OldnCrusty wrote on Jul 15
th, 2014 at 6:53pm:
aquascoot wrote on Jul 15
th, 2014 at 6:38pm:
i call everyone mate and i have never had a homosexual urge in my life.
i suspect this is true of about 90% of suburban males.
i cant speak for inner city trendies and green voters
Ignore the troll.
Laugh till you cry is just a sad racist troll - just an empty head with a smart mouth and a racist agenda.
"The lady doth protest too much, methinks". Olde Saulte has become very defensive about this issue.
http://www.illawarraqinfo.com/page17.htm"... CONVICTS AND COLONIES
Australia did not attract serious attention from Britain until it lost the American War Of Independence in 1783.
Between the years 1680 and 1780, the population of England doubled, with the Industrial Revolution bringing hordes of people into its cities. With no social security, the resulting slums and urban poverty led to an epidemic of crime. By 1770, over 200 separate offences had been made eligible for the death penalty.
Transportation of convicts to America for use as indentured labour was believed a more humane alternative to the problem and a solution to clearing the nation's overcrowded jails.
Following Captain James Cook's claiming of Australia as a British possession, the decision was made to direct the flow of convicts Down Under through the establishment of a colony in New South Wales.

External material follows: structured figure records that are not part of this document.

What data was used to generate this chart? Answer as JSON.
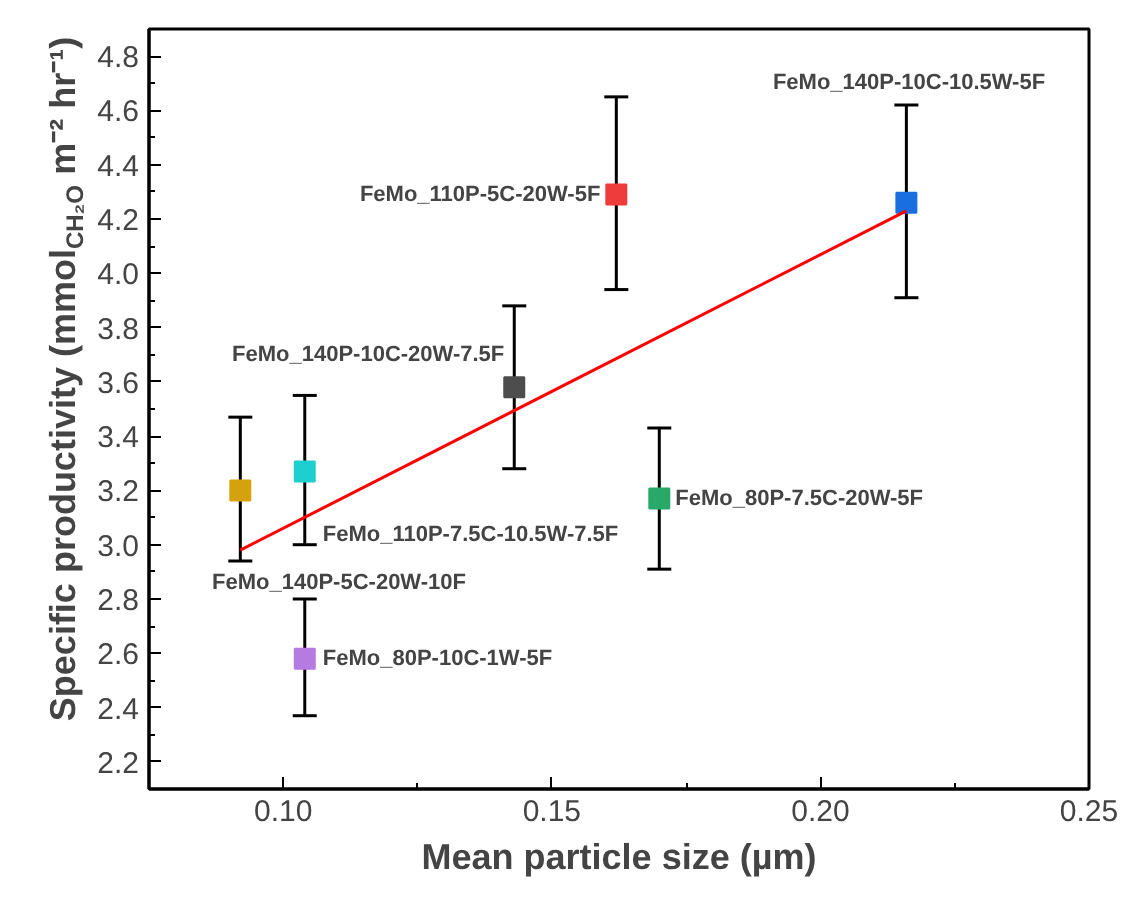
{
  "chart_data": {
    "type": "scatter",
    "xlabel": "Mean particle size (µm)",
    "ylabel": "Specific productivity (mmol$_{CH₂O}$ m⁻² hr⁻¹)",
    "x": [
      0.092,
      0.104,
      0.104,
      0.143,
      0.162,
      0.17,
      0.216
    ],
    "series": [
      {
        "type": "scatter",
        "marker": "square",
        "colors": [
          "#d4a20c",
          "#1fcfd0",
          "#b57be0",
          "#4d4d4d",
          "#ee3b3b",
          "#2aa86a",
          "#1a6fe0"
        ],
        "values": [
          3.2,
          3.27,
          2.58,
          3.58,
          4.29,
          3.17,
          4.26
        ],
        "errors": [
          [
            2.94,
            3.47
          ],
          [
            3.0,
            3.55
          ],
          [
            2.37,
            2.8
          ],
          [
            3.28,
            3.88
          ],
          [
            3.94,
            4.65
          ],
          [
            2.91,
            3.43
          ],
          [
            3.91,
            4.62
          ]
        ]
      },
      {
        "type": "line",
        "color": "#ff0000",
        "x": [
          0.092,
          0.216
        ],
        "values": [
          2.98,
          4.23
        ],
        "line_style": "solid",
        "marker": "none"
      }
    ],
    "annotations": [
      "FeMo_140P-5C-20W-10F",
      {
        "text": "FeMo_110P-7.5C-10.5W-7.5F",
        "x": 0.104,
        "y": 3.27
      },
      {
        "text": "FeMo_80P-10C-1W-5F",
        "x": 0.104,
        "y": 2.58
      },
      {
        "text": "FeMo_140P-10C-20W-7.5F",
        "x": 0.143,
        "y": 3.58
      },
      {
        "text": "FeMo_110P-5C-20W-5F",
        "x": 0.162,
        "y": 4.29
      },
      {
        "text": "FeMo_80P-7.5C-20W-5F",
        "x": 0.17,
        "y": 3.17
      },
      "FeMo_140P-10C-10.5W-5F"
    ],
    "xlim": [
      0.075,
      0.25
    ],
    "ylim": [
      2.1,
      4.9
    ],
    "xticks": [
      {
        "value": 0.1,
        "label": "0.10"
      },
      {
        "value": 0.15,
        "label": "0.15"
      },
      {
        "value": 0.2,
        "label": "0.20"
      },
      {
        "value": 0.25,
        "label": "0.25"
      }
    ],
    "yticks": [
      2.2,
      2.4,
      2.6,
      2.8,
      {
        "value": 3.0,
        "label": "3.0"
      },
      3.2,
      3.4,
      3.6,
      3.8,
      {
        "value": 4.0,
        "label": "4.0"
      },
      4.2,
      4.4,
      4.6,
      4.8
    ],
    "grid": false
  }
}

The First Fleet arrived at Port Jackson to found what would become Sydney in 1788, and a second settlement on the southern island of Tasmania was established in 1803 - reserved for repeat offenders and the worst criminals.

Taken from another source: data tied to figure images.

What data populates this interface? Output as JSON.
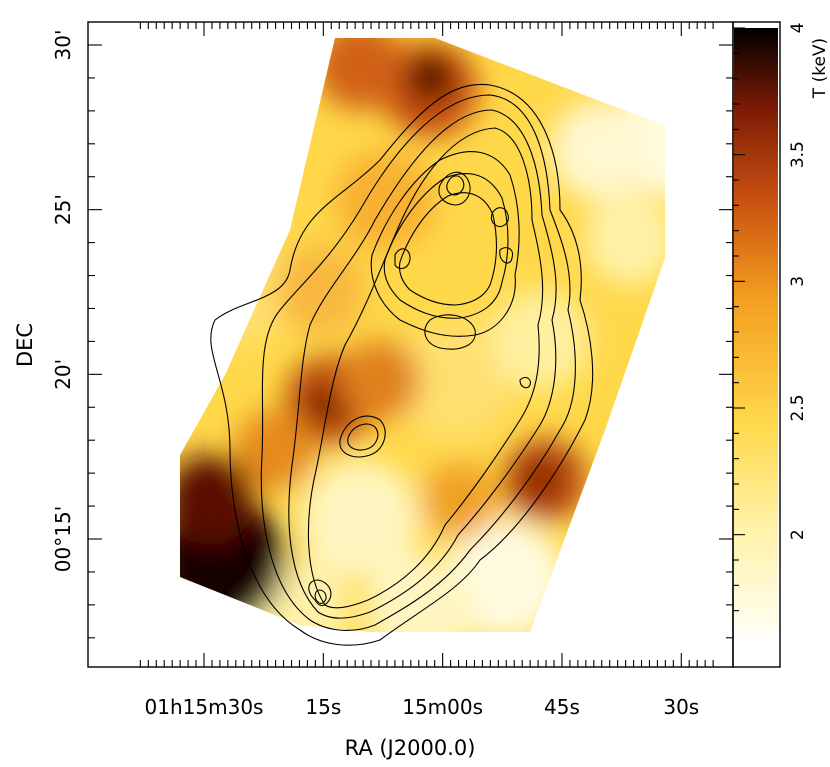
{
  "chart_data": {
    "type": "heatmap",
    "xlabel": "RA (J2000.0)",
    "ylabel": "DEC",
    "colorbar_label": "T (keV)",
    "x_ticks": [
      {
        "label": "01h15m30s",
        "ra_sec": 930
      },
      {
        "label": "15s",
        "ra_sec": 915
      },
      {
        "label": "15m00s",
        "ra_sec": 900
      },
      {
        "label": "45s",
        "ra_sec": 885
      },
      {
        "label": "30s",
        "ra_sec": 870
      }
    ],
    "y_ticks": [
      {
        "label": "00°15'",
        "dec_arcmin": 15
      },
      {
        "label": "20'",
        "dec_arcmin": 20
      },
      {
        "label": "25'",
        "dec_arcmin": 25
      },
      {
        "label": "30'",
        "dec_arcmin": 30
      }
    ],
    "colorbar_ticks": [
      {
        "label": "2",
        "value": 2
      },
      {
        "label": "2.5",
        "value": 2.5
      },
      {
        "label": "3",
        "value": 3
      },
      {
        "label": "3.5",
        "value": 3.5
      },
      {
        "label": "4",
        "value": 4
      }
    ],
    "colorbar_range": [
      1.6,
      4.0
    ],
    "colormap": [
      "#fffff5",
      "#fff2a8",
      "#ffd84a",
      "#f5a020",
      "#c85010",
      "#7a1a05",
      "#000000"
    ],
    "hot_spots": [
      {
        "ra_sec": 926,
        "dec_arcmin": 14.3,
        "T": 4.0
      },
      {
        "ra_sec": 904,
        "dec_arcmin": 28.8,
        "T": 3.7
      },
      {
        "ra_sec": 912,
        "dec_arcmin": 18.8,
        "T": 3.3
      },
      {
        "ra_sec": 888,
        "dec_arcmin": 16.8,
        "T": 3.3
      },
      {
        "ra_sec": 912,
        "dec_arcmin": 28.6,
        "T": 3.2
      }
    ],
    "contour_peaks": [
      {
        "ra_sec": 900,
        "dec_arcmin": 25.7
      },
      {
        "ra_sec": 896,
        "dec_arcmin": 24.8
      },
      {
        "ra_sec": 915,
        "dec_arcmin": 13.2
      }
    ]
  }
}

From the early 18th Century, the United Kingdom developed its own distinct underground gay subculture, with men gathering secretly in so-called "Molly houses" - illegal bars and taverns that were the precursors of modern gay bars.

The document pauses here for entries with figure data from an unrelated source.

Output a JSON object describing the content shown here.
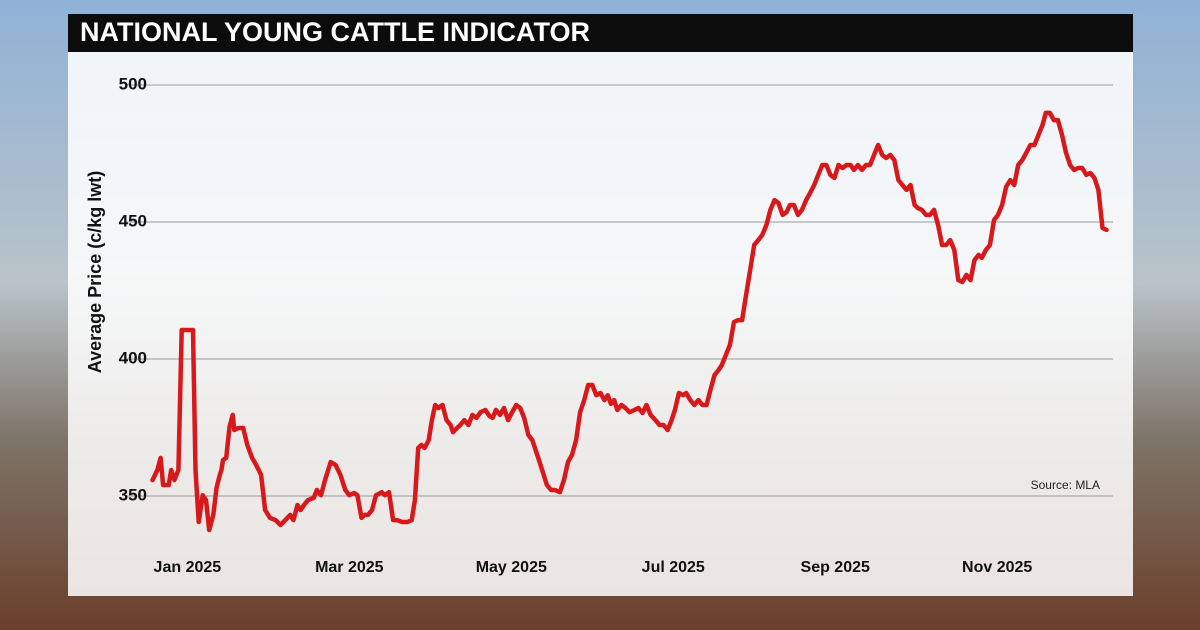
{
  "chart_data": {
    "type": "line",
    "title": "NATIONAL YOUNG CATTLE INDICATOR",
    "y_label": "Average Price (c/kg lwt)",
    "source": "Source: MLA",
    "color": "#d7191c",
    "grid": true,
    "xlim": [
      -0.77,
      11.43
    ],
    "xticks": [
      {
        "value": 0,
        "label": "Jan 2025"
      },
      {
        "value": 2,
        "label": "Mar 2025"
      },
      {
        "value": 4,
        "label": "May 2025"
      },
      {
        "value": 6,
        "label": "Jul 2025"
      },
      {
        "value": 8,
        "label": "Sep 2025"
      },
      {
        "value": 10,
        "label": "Nov 2025"
      }
    ],
    "ylim": [
      330,
      510
    ],
    "yticks": [
      350,
      400,
      450,
      500
    ],
    "x": [
      -0.43,
      -0.37,
      -0.33,
      -0.3,
      -0.23,
      -0.2,
      -0.16,
      -0.11,
      -0.07,
      -0.01,
      0.07,
      0.1,
      0.14,
      0.19,
      0.23,
      0.27,
      0.32,
      0.36,
      0.4,
      0.42,
      0.44,
      0.48,
      0.52,
      0.56,
      0.58,
      0.63,
      0.69,
      0.74,
      0.8,
      0.85,
      0.91,
      0.96,
      1.02,
      1.09,
      1.15,
      1.21,
      1.27,
      1.31,
      1.36,
      1.4,
      1.44,
      1.49,
      1.56,
      1.6,
      1.65,
      1.7,
      1.77,
      1.83,
      1.89,
      1.95,
      2.0,
      2.06,
      2.1,
      2.15,
      2.19,
      2.23,
      2.28,
      2.33,
      2.4,
      2.44,
      2.49,
      2.54,
      2.59,
      2.65,
      2.72,
      2.77,
      2.81,
      2.85,
      2.89,
      2.93,
      2.98,
      3.02,
      3.06,
      3.1,
      3.15,
      3.2,
      3.25,
      3.28,
      3.33,
      3.37,
      3.42,
      3.47,
      3.52,
      3.57,
      3.62,
      3.68,
      3.73,
      3.77,
      3.81,
      3.86,
      3.91,
      3.96,
      4.01,
      4.06,
      4.11,
      4.16,
      4.21,
      4.26,
      4.3,
      4.35,
      4.4,
      4.44,
      4.49,
      4.54,
      4.6,
      4.65,
      4.7,
      4.75,
      4.8,
      4.85,
      4.9,
      4.95,
      5.0,
      5.05,
      5.1,
      5.15,
      5.19,
      5.23,
      5.27,
      5.31,
      5.36,
      5.41,
      5.46,
      5.52,
      5.57,
      5.62,
      5.67,
      5.72,
      5.78,
      5.83,
      5.88,
      5.93,
      5.98,
      6.02,
      6.07,
      6.12,
      6.16,
      6.21,
      6.26,
      6.31,
      6.36,
      6.41,
      6.46,
      6.51,
      6.56,
      6.6,
      6.65,
      6.7,
      6.75,
      6.8,
      6.85,
      6.9,
      6.95,
      7.0,
      7.05,
      7.1,
      7.15,
      7.2,
      7.25,
      7.3,
      7.35,
      7.4,
      7.44,
      7.49,
      7.54,
      7.59,
      7.64,
      7.69,
      7.74,
      7.79,
      7.84,
      7.89,
      7.94,
      7.99,
      8.04,
      8.09,
      8.14,
      8.19,
      8.23,
      8.28,
      8.33,
      8.38,
      8.43,
      8.48,
      8.53,
      8.58,
      8.63,
      8.68,
      8.73,
      8.78,
      8.83,
      8.88,
      8.93,
      8.98,
      9.02,
      9.07,
      9.12,
      9.17,
      9.22,
      9.27,
      9.32,
      9.37,
      9.42,
      9.47,
      9.52,
      9.57,
      9.62,
      9.67,
      9.72,
      9.77,
      9.81,
      9.86,
      9.91,
      9.96,
      10.01,
      10.06,
      10.11,
      10.16,
      10.21,
      10.26,
      10.31,
      10.36,
      10.41,
      10.46,
      10.51,
      10.56,
      10.6,
      10.65,
      10.7,
      10.75,
      10.8,
      10.85,
      10.9,
      10.95,
      11.0,
      11.05,
      11.1,
      11.15,
      11.2,
      11.25,
      11.3,
      11.35
    ],
    "values": [
      355.8,
      359.5,
      363.9,
      354,
      354,
      359.5,
      355.8,
      359.5,
      410.6,
      410.6,
      410.6,
      359.5,
      340.5,
      350.3,
      348.5,
      337.6,
      343.1,
      352.9,
      357.7,
      359.5,
      363.1,
      363.9,
      375.2,
      379.6,
      374.1,
      374.8,
      374.8,
      368.6,
      363.9,
      361.3,
      357.7,
      344.9,
      342,
      341.2,
      339.4,
      341.2,
      343.1,
      341.2,
      346.7,
      344.9,
      346.7,
      348.5,
      349.3,
      352.2,
      350.3,
      355.8,
      362.4,
      361.3,
      357.7,
      352.2,
      350.3,
      351.1,
      350.3,
      342,
      343.1,
      343.1,
      344.9,
      350.3,
      351.4,
      350.3,
      351.4,
      341.2,
      341.2,
      340.5,
      340.5,
      341.2,
      348.5,
      367.5,
      368.6,
      367.5,
      370.4,
      377.7,
      383.2,
      382.1,
      383.2,
      377.7,
      375.9,
      373.3,
      374.8,
      375.9,
      377.7,
      375.9,
      379.6,
      378.5,
      380.6,
      381.4,
      379.2,
      378.5,
      381.4,
      379.6,
      382.1,
      377.7,
      380.6,
      383.2,
      382.1,
      378.5,
      372.3,
      370.4,
      366.8,
      362.4,
      357.7,
      354,
      352.2,
      352.2,
      351.4,
      355.8,
      362.4,
      365,
      370.4,
      380.6,
      385,
      390.5,
      390.5,
      386.8,
      387.6,
      385,
      386.8,
      383.6,
      385,
      381.4,
      383.2,
      382.1,
      380.6,
      381.4,
      382.1,
      380.3,
      383.2,
      379.6,
      377.7,
      375.9,
      375.9,
      374.1,
      377.7,
      381.4,
      387.6,
      386.8,
      387.6,
      385,
      383.2,
      385,
      383.2,
      383.2,
      388.8,
      394.2,
      396,
      397.8,
      401.5,
      405.1,
      413.5,
      414.2,
      414.2,
      423.4,
      432.5,
      441.6,
      443.4,
      445.3,
      448.9,
      454.4,
      458,
      456.9,
      452.6,
      453.6,
      456.2,
      456.2,
      452.6,
      454.4,
      458,
      460.6,
      463.5,
      467.2,
      470.8,
      470.8,
      467.2,
      466.1,
      470.8,
      469.7,
      470.8,
      470.8,
      469,
      470.8,
      469,
      470.8,
      470.8,
      474.5,
      478.1,
      474.5,
      473.4,
      474.5,
      472.6,
      465.3,
      463.5,
      461.7,
      463.5,
      456.2,
      455.1,
      454.4,
      452.6,
      452.6,
      454.4,
      448.9,
      441.6,
      441.6,
      443.4,
      439.8,
      428.8,
      428.1,
      430.7,
      428.8,
      436.1,
      438,
      436.9,
      439.8,
      441.6,
      450.7,
      452.6,
      456.2,
      462.8,
      465.3,
      463.5,
      470.8,
      472.6,
      475.3,
      478.1,
      478.1,
      481.8,
      485.4,
      489.8,
      489.8,
      487.2,
      487.2,
      481.8,
      475.3,
      470.8,
      469,
      469.7,
      469.7,
      467.2,
      467.9,
      466.1,
      461.7,
      447.8,
      447.1
    ]
  }
}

Molly culture was closely associated with cross-dressing and drag, and rather than seeking out 'rough trade', most Mollies seemed to have preferred other effeminate men as partners. Of course, when civil society found out about the existence of the Molly houses, they were outraged, and a vigorous police crackdown ensued.
When Mollies were arrested and thrown into London's floating prison hulks, they would have encountered an entirely darker kind of male-to-male sexuality - prison rape and sex traded for protection and favours.
During the First and Second Fleet, little effort was made to segregate the young and vulnerable from the older men, and with prisoners sleeping six to each tiny cell, it's not hard to imagine what must have gone on. Later fleets corrected this problem - placing the younger men and teens in separated lodging.
The term Molly has been found in early accounts from the colony while others commented on the unseemliness of a certain class of convict - young men who gave themselves feminine nicknames and wore their hair in women's styles. With only 189 women convicts amongst the 1,373 British to land at Port Jackson, both would have found themselves in considerable demand - and this gender imbalance would not be corrected for many decades.
Lesbianism among female convicts, kept mostly segregated from the males, is also recorded, but was viewed simply as a curiosity - girl-on-girl action not being viewed as real sex at the time.
These early days of the colony seem to have included a fairly lax attitude to male homosexuality. Although it's first governor, Arthur Phillip, stated the only two offences deserving death were murder and sodomy, the first trial for such a crime did not occur until 1796 and that penalty was not prescribed. Phillip even went so far as to say that sodomites should be given to cannibals to be eaten, writing, "I would wish to confine the criminal until an opportunity offered of delivering him to the natives of New Zealand, and let them eat him. The dread of this will operate much stronger than the fear of death."
Despite this, the first recorded execution for a homosexual act did not occur until 1828, when Alexander Brown, chief officer on the whaling ship Royal Sovereign, and crewmember Richard Lister were ordered to hang by the neck by a Sydney court. Lister was given a last minute reprieve and deported from the colony, but Brown did not fair so well.
Gay convicts lucky enough to be sent to Norfolk Island (an otherwise notoriously harsh and remote penal settlement) during the rule of the prison reformer Alexander Maconochie, led a much different life. On an island known for its food shortages and harsh punishments, Maconochie instituted a regime based on reward and tolerance rather than cruelty.
According to Robert Stuart, a magistrate who visited the island during Maconochie's rule, it was common for convicts to live together as couples - referring to each other as "husband and wife", and there may have been well over 100 such pairs on the island at any one time. Stuart observed, "These parties manifest as much eagerness for the society of each other as members of the opposite sex." Under Maconochie, convicts caught having sex still faced flogging but, compared to the rest of the British Empire, the punishment was mild.